Ernie, if you don't run any anti-virus software at home, how do you know you're not infected?

[drogulus]

      I just did a scan an hour ago with Malwarebytes (it doesn't appear to affect performance). I keep archives of AV programs and install, run them and uninstall them after. I might run a free AV program tomorrow evening (I have AVG).

     

[Tapio Dmitriyevich]

My thoughts: The whole (Anti/Anti-Anti/Anti-Anti-Anti)(AV, Malware) world is a mess of basically unknown trustworthiness. Personally, I'd always take the time and do a fresh OS installation. What I do with my relatives is giving them a one Virtual Machine (virtualbox.org) with a Linux host for their online banking and another one for their messing needs like running cracks and keygens...

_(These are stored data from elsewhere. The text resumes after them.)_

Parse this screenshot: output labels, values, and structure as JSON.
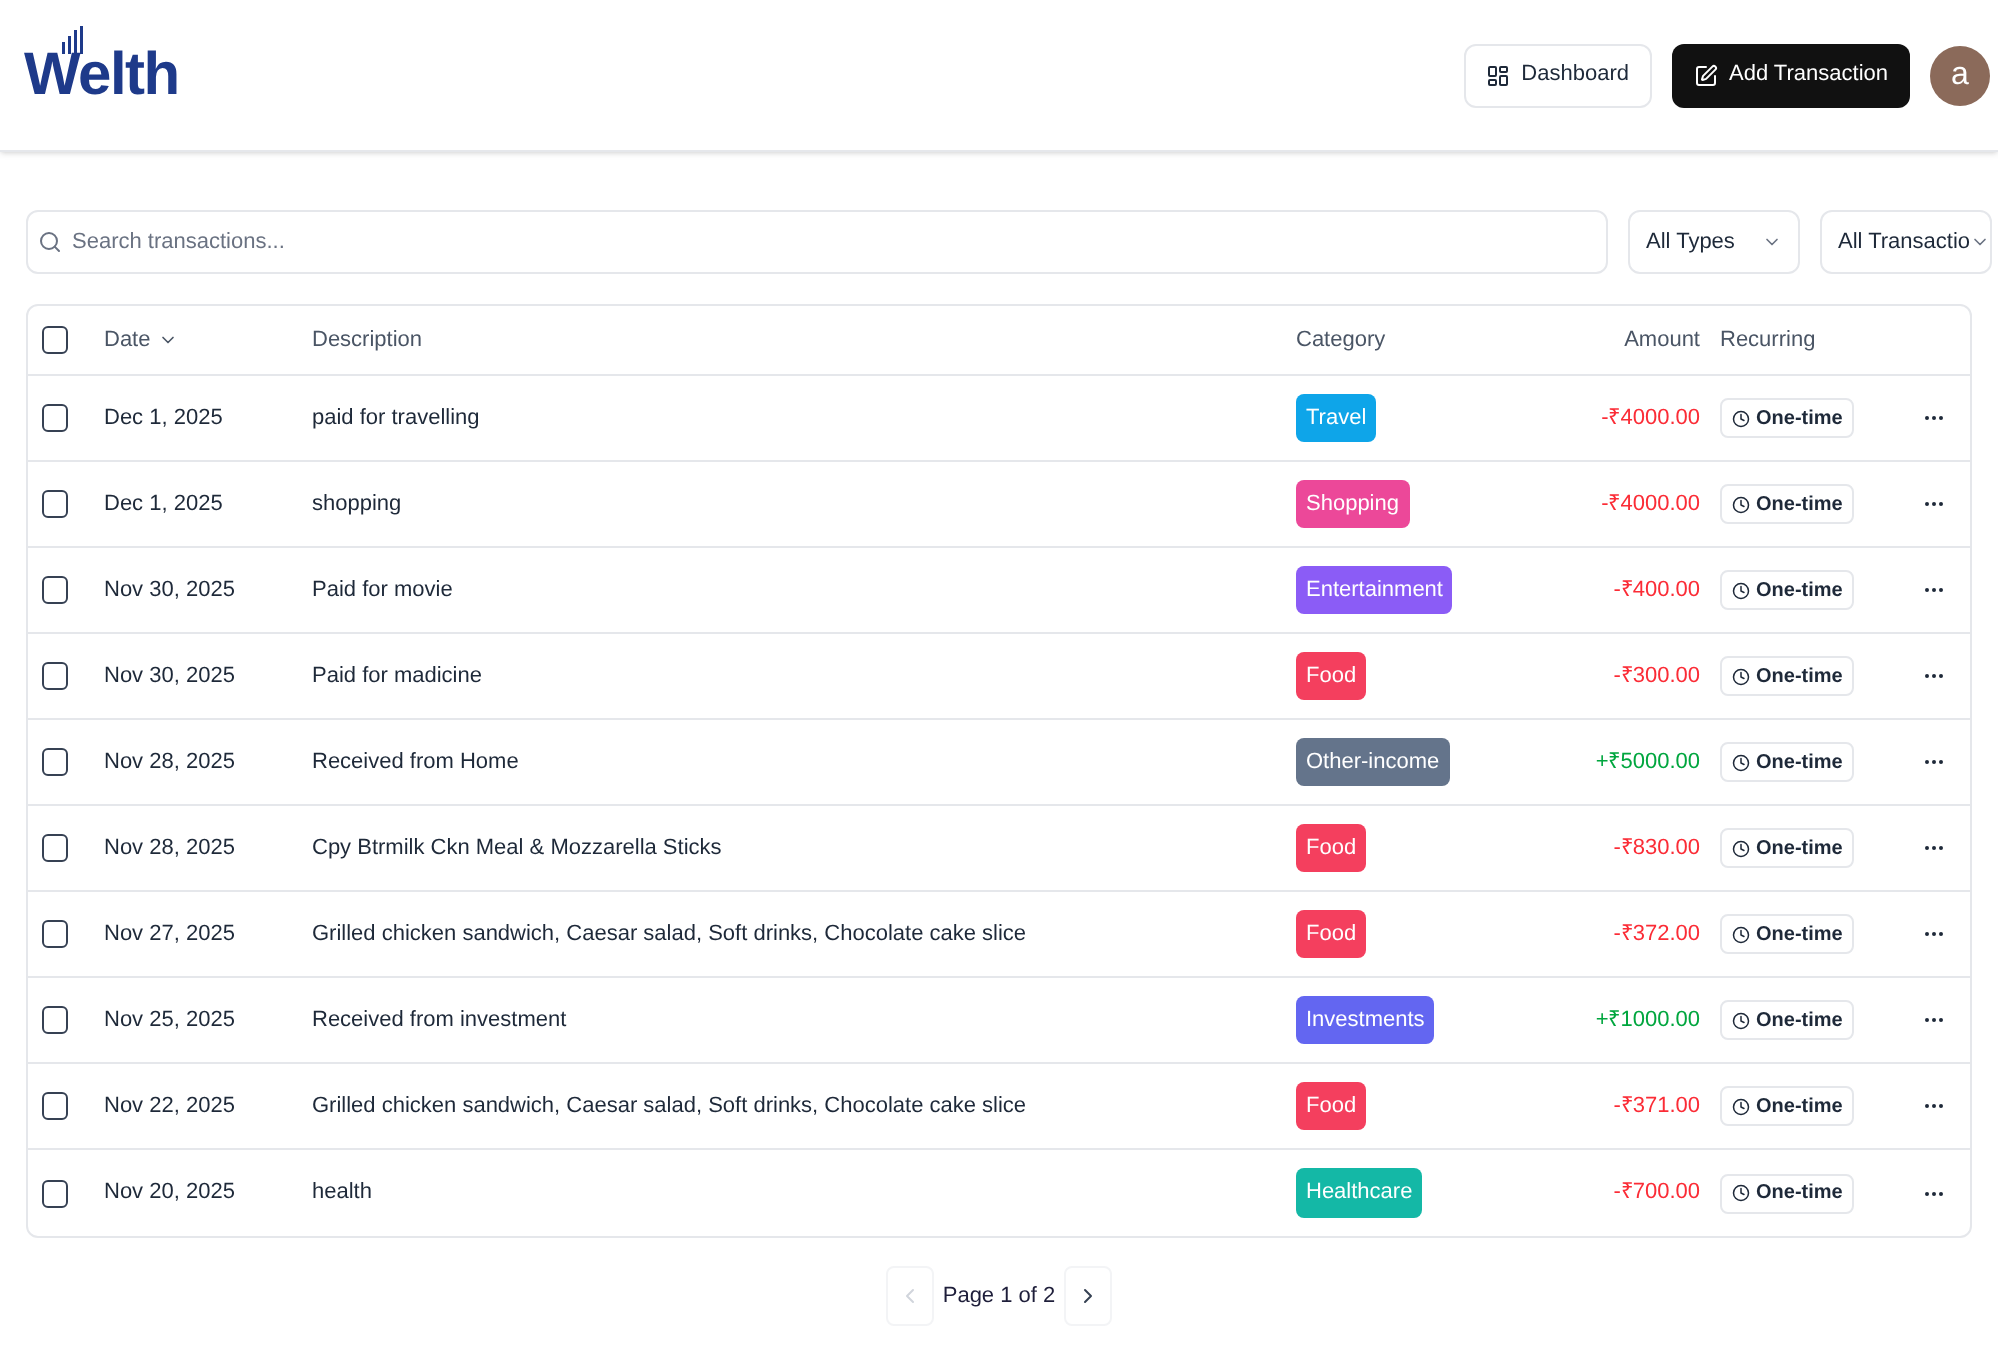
{
  "header": {
    "logo": "Welth",
    "buttons": [
      {
        "label": "Dashboard",
        "kind": "outline"
      },
      {
        "label": "Add Transaction",
        "kind": "primary"
      }
    ],
    "avatar": "a"
  },
  "filters": {
    "search": {
      "placeholder": "Search transactions..."
    },
    "selects": [
      "All Types",
      "All Transactio"
    ]
  },
  "table": {
    "select_all_checked": false,
    "columns": [
      "Date",
      "Description",
      "Category",
      "Amount",
      "Recurring"
    ],
    "rows": [
      {
        "checked": false,
        "date": "Dec 1, 2025",
        "description": "paid for travelling",
        "category": "Travel",
        "color": "#0ea5e9",
        "amount": "-₹4000.00",
        "kind": "expense",
        "recurring": "One-time"
      },
      {
        "checked": false,
        "date": "Dec 1, 2025",
        "description": "shopping",
        "category": "Shopping",
        "color": "#ec4899",
        "amount": "-₹4000.00",
        "kind": "expense",
        "recurring": "One-time"
      },
      {
        "checked": false,
        "date": "Nov 30, 2025",
        "description": "Paid for movie",
        "category": "Entertainment",
        "color": "#8b5cf6",
        "amount": "-₹400.00",
        "kind": "expense",
        "recurring": "One-time"
      },
      {
        "checked": false,
        "date": "Nov 30, 2025",
        "description": "Paid for madicine",
        "category": "Food",
        "color": "#f43f5e",
        "amount": "-₹300.00",
        "kind": "expense",
        "recurring": "One-time"
      },
      {
        "checked": false,
        "date": "Nov 28, 2025",
        "description": "Received from Home",
        "category": "Other-income",
        "color": "#64748b",
        "amount": "+₹5000.00",
        "kind": "income",
        "recurring": "One-time"
      },
      {
        "checked": false,
        "date": "Nov 28, 2025",
        "description": "Cpy Btrmilk Ckn Meal & Mozzarella Sticks",
        "category": "Food",
        "color": "#f43f5e",
        "amount": "-₹830.00",
        "kind": "expense",
        "recurring": "One-time"
      },
      {
        "checked": false,
        "date": "Nov 27, 2025",
        "description": "Grilled chicken sandwich, Caesar salad, Soft drinks, Chocolate cake slice",
        "category": "Food",
        "color": "#f43f5e",
        "amount": "-₹372.00",
        "kind": "expense",
        "recurring": "One-time"
      },
      {
        "checked": false,
        "date": "Nov 25, 2025",
        "description": "Received from investment",
        "category": "Investments",
        "color": "#6366f1",
        "amount": "+₹1000.00",
        "kind": "income",
        "recurring": "One-time"
      },
      {
        "checked": false,
        "date": "Nov 22, 2025",
        "description": "Grilled chicken sandwich, Caesar salad, Soft drinks, Chocolate cake slice",
        "category": "Food",
        "color": "#f43f5e",
        "amount": "-₹371.00",
        "kind": "expense",
        "recurring": "One-time"
      },
      {
        "checked": false,
        "date": "Nov 20, 2025",
        "description": "health",
        "category": "Healthcare",
        "color": "#14b8a6",
        "amount": "-₹700.00",
        "kind": "expense",
        "recurring": "One-time"
      }
    ]
  },
  "pagination": {
    "label": "Page 1 of 2",
    "prev_disabled": true,
    "next_disabled": false
  }
}
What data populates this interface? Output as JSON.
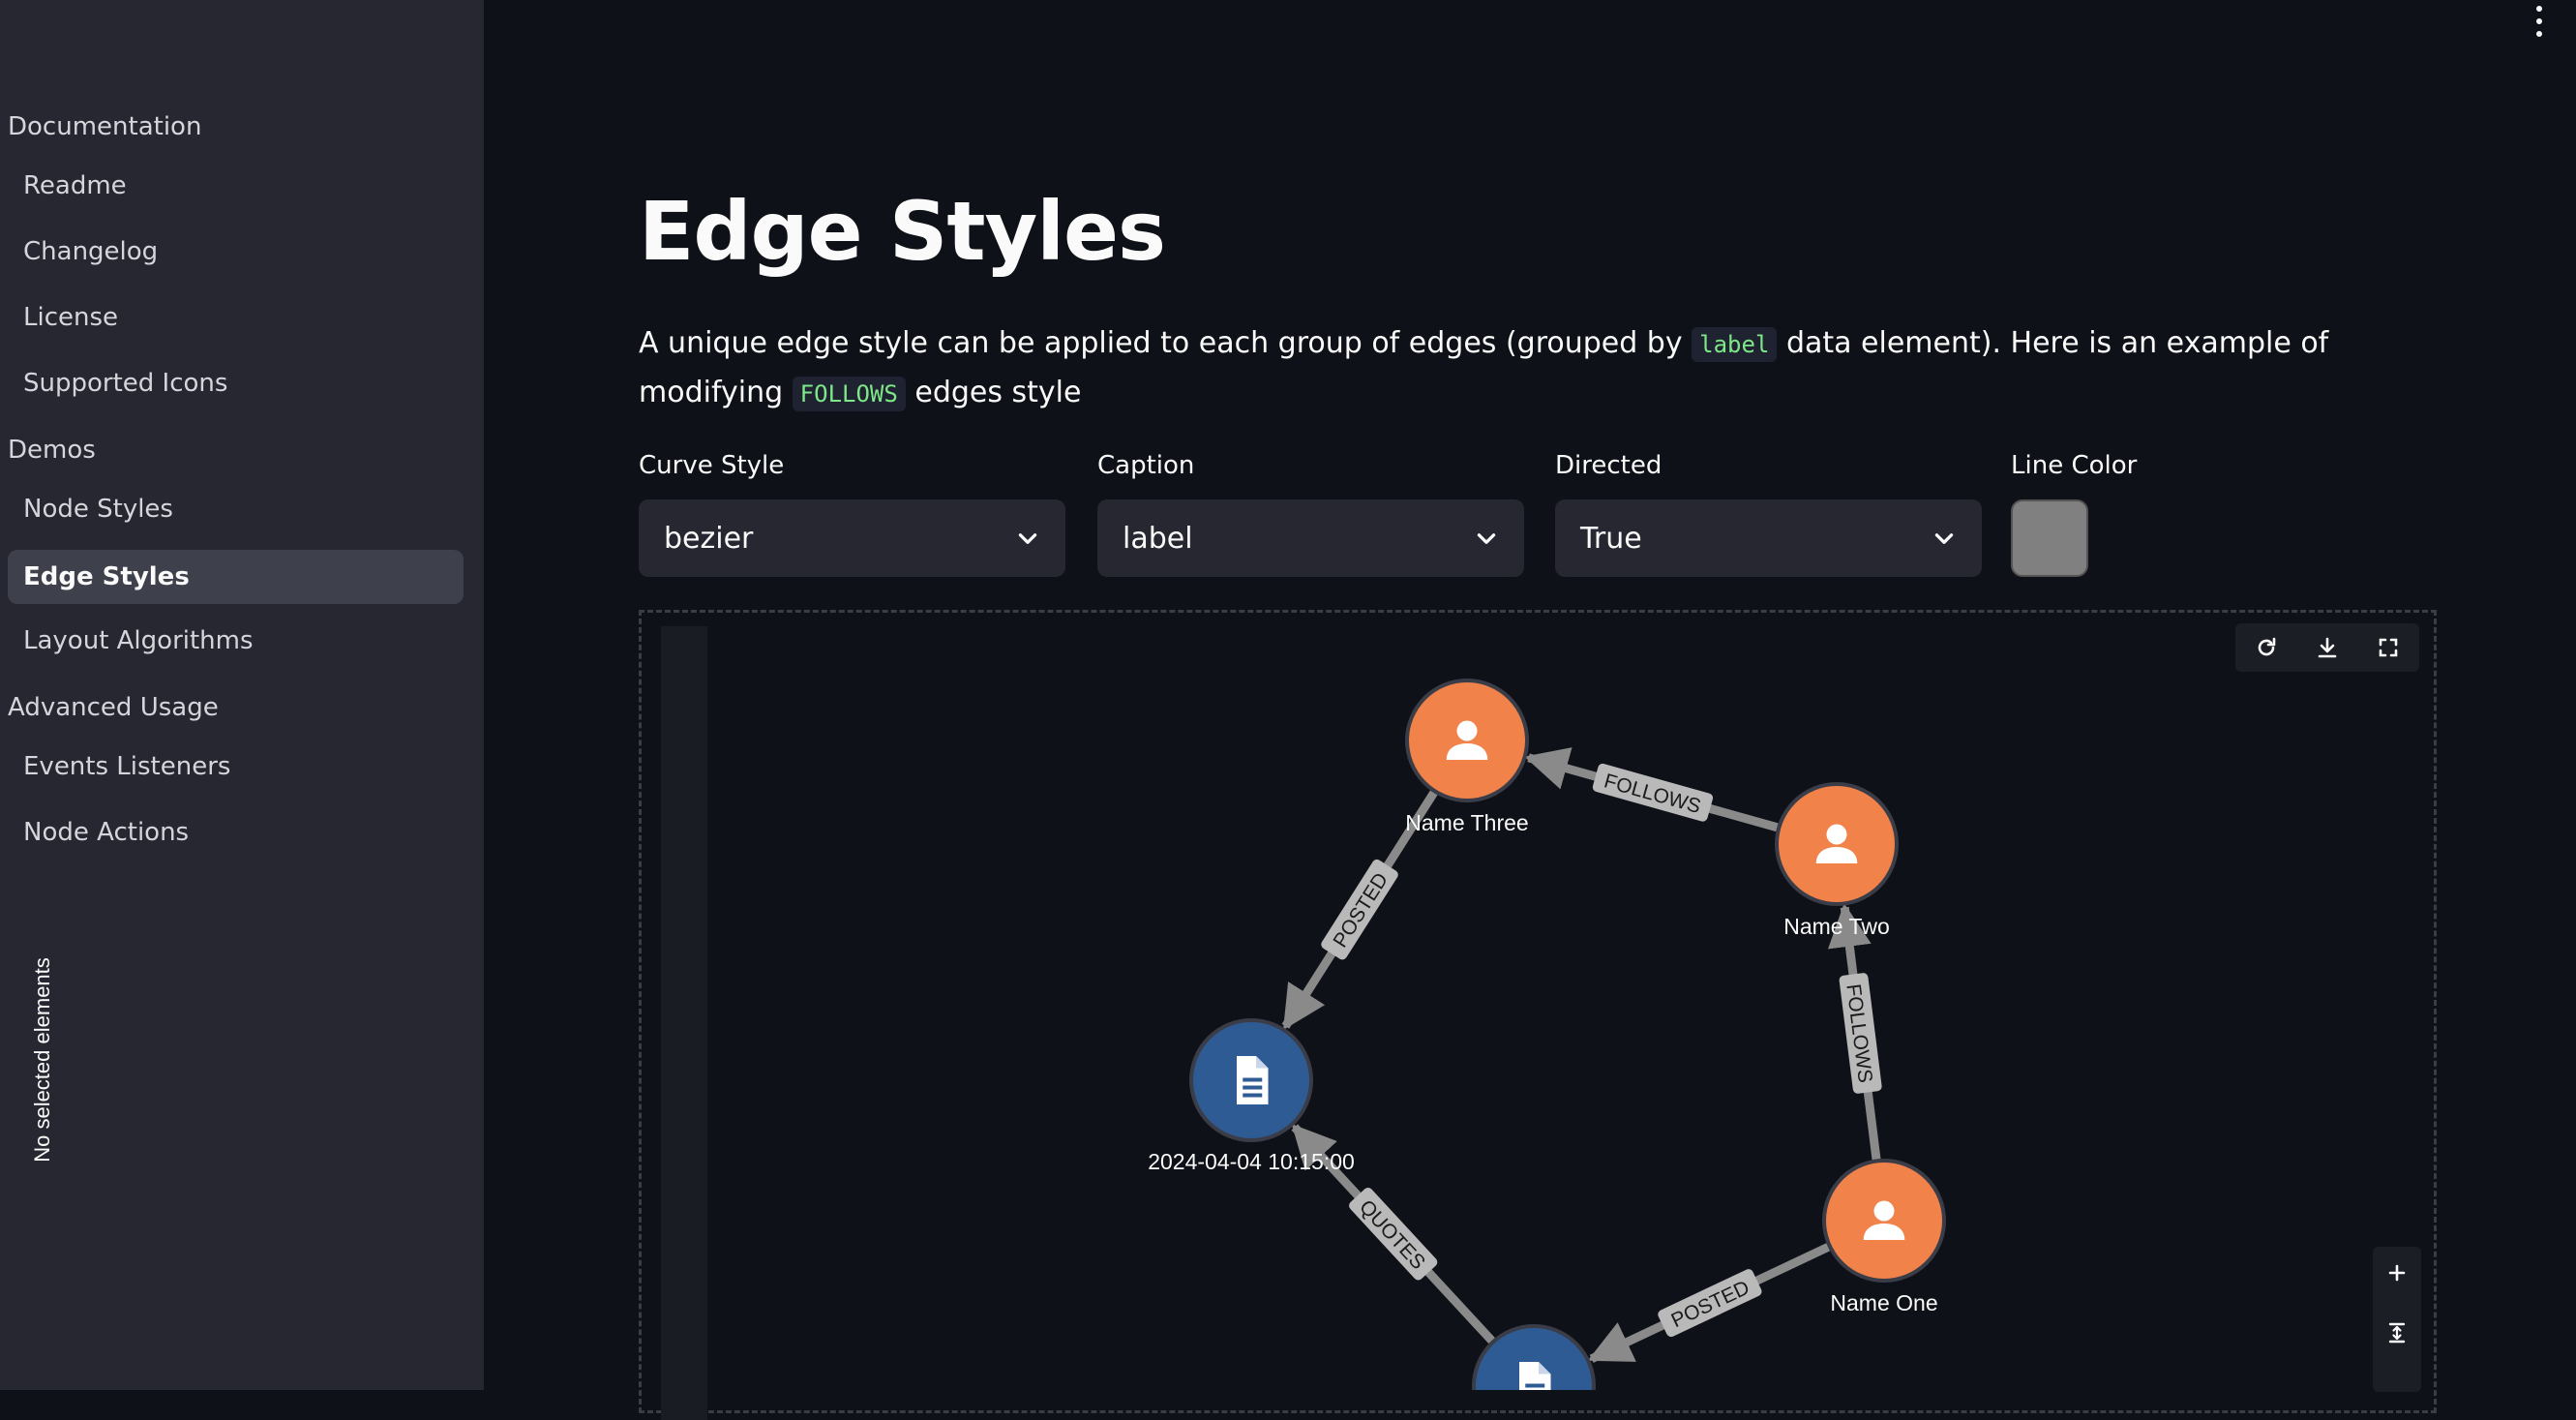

Again, because not widely known, the MS Virus scanner: http://www.microsoft.com/Security_Essentials/

[XB-70 Valkyrie]

I didn't want to risk restoring the malware, so I just created a new acct. for my wife, transferred all her stuff, and set her up with Google Chrome. IE has so many vulnerabilities, and is such a sh1tty browser to begin with, I think anything is better (and my wife refuses to use Opera, Safari, etc.). I do realize that Google OWNS anything you upload, view, or think about while using their browser (which is why I don't use it myself), but for her I suppose it is the least bad alternative.

Thanks to everyone for their help. 

[drogulus]

    I ran AVG free version (full scan), found nothing, uninstalled it.

Again, because not widely known, the MS Virus scanner: http://www.microsoft.com/Security_Essentials/

     I'll give it a try.

                                                                                                                                           

[RJR]

You also should check your Host file in C:Windows/System32/drivers/etc/Host.
If you see www.Brenz.pl at the top of your host file, then you've been zapped.
Download MVP Hosts. Read the instructions.

[drogulus]

     Thank you, Wurstwasser, for suggesting Microsoft Security Essentials. For the first time in many years I'm running antivirus full time, and in addition to being a good program of its type it's free and, most important for me, doesn't impose a noticeable performance penalty. For that reason I run it continuously rather than just periodically install it to run a scan.

     I did try Panda Cloud antivirus but unfortunately it interferes with the start of some programs.